Hearing the bullets just skim your skull? Fortifying.
Spending four of your adolescent years tracking down the family that gambled on you astheir last chance, has to be an exercise in resilience few of us would pass.
Listening to the story of a now-grown refugee - one of the boat people we hear so much about, I was struck not by what a tragic story he told, but more of how enriched all those around him were through the sheer fact of knowing him.
His business partner who co-directs his NZ-based IT company that now employs more than 200 people has benefited from his cheeky chutzpah (his life story gives a whole new dimension to the concept of "risk") and the extensive business network he established back in Vietnam once he'd settled here.
Like the Afghan boys from the Tampa - whom a friend had the privilege of teaching and who from their work ethic and enthusiasm for any opportunity thrown their way had an enriching effect on the learning experience of the other Kiwi students, this young man is nothing if not a big plus for New Zealand.

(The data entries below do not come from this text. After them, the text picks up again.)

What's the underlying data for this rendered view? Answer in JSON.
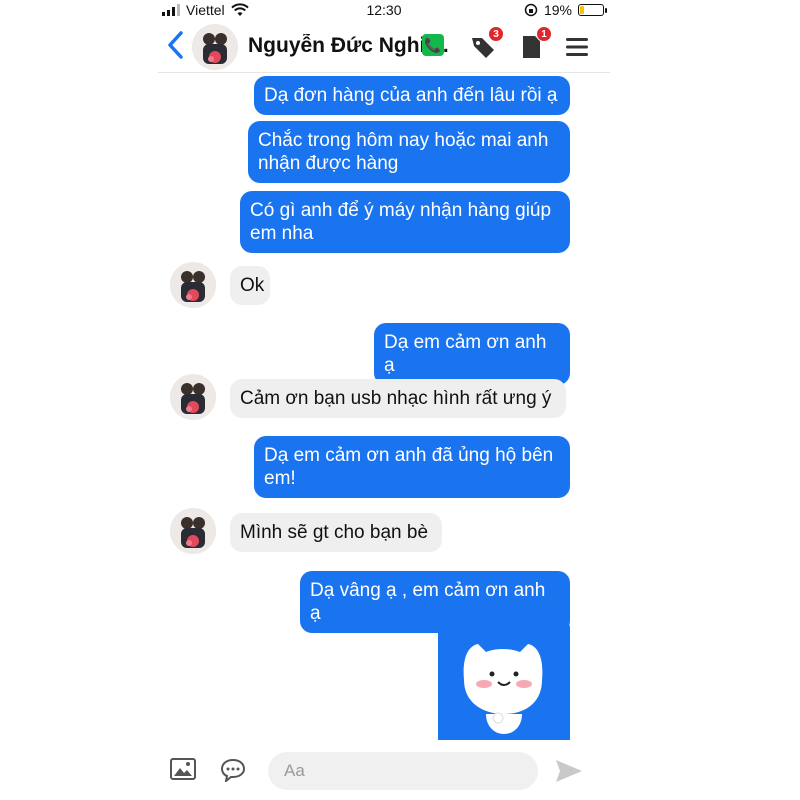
{
  "status_bar": {
    "carrier": "Viettel",
    "time": "12:30",
    "battery": "19%",
    "battery_level": 0.19
  },
  "header": {
    "contact_name": "Nguyễn Đức Nghiệ...",
    "tags_badge": "3",
    "pages_badge": "1"
  },
  "messages": [
    {
      "side": "out",
      "text": "Dạ đơn hàng của anh đến lâu rồi ạ"
    },
    {
      "side": "out",
      "text": "Chắc trong hôm nay hoặc mai anh nhận được hàng"
    },
    {
      "side": "out",
      "text": "Có gì anh để ý máy nhận hàng giúp em nha"
    },
    {
      "side": "in",
      "text": "Ok"
    },
    {
      "side": "out",
      "text": "Dạ em cảm ơn anh ạ"
    },
    {
      "side": "in",
      "text": "Cảm ơn bạn usb nhạc hình rất ưng ý"
    },
    {
      "side": "out",
      "text": "Dạ em cảm ơn anh đã ủng hộ bên em!"
    },
    {
      "side": "in",
      "text": "Mình sẽ gt cho bạn bè"
    },
    {
      "side": "out",
      "text": "Dạ vâng ạ , em cảm ơn anh ạ"
    }
  ],
  "composer": {
    "placeholder": "Aa"
  },
  "colors": {
    "outgoing_bubble": "#1a74f0",
    "incoming_bubble": "#efefef",
    "accent": "#1a74f0"
  }
}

But back to being human ballast in the stinking hold of a rotting fishing boat. Alone. Day five they ran out of diesel. Day six no more food. And then the water ran out.
The thing that frightened him most was when the adults started discussing a murder/suicide scenario should rescue prove elusive.
What haunts him and leaves him reeling in disbelief and bewilderment all these years later? When a three-storied Swedish cruise-ship bore down on their T-shirt waving, half-starved crew. It stopped. Saved? Then after observing their predicament with binoculars, the luxury floating hotel, turned around and sailed away.
The word "disappointed" doesn't cover it.
"What were they thinking?" he asked. "Had there been an international order issued which said 'Don't feed the locals?"'
Eventually. another ship picked them up and towed them to an oil rig where they tied up and, within an hour a tropical cyclone reduced their boat to a few sticks left hanging at the end of the mooring rope in the morning. The bullet holes on the water line can't have helped.
He never forgets that one hour's difference in being rescued was the difference between life and death and that none of his millions of dollars he has at his disposal now could buy that hour.
It comes down to compassion and doing the right thing and the argument that the strife and struggle that creates refugees happens faraway and is therefore not our problem is untenable in the globally connected world we insist we want to be a part of for the economic benefits. Especially in light of climate change.
NZ could increase the quota of refugees we accept as the price we pay for being a civilised nation and not the nation-state equivalent of a luxury ship that sails away.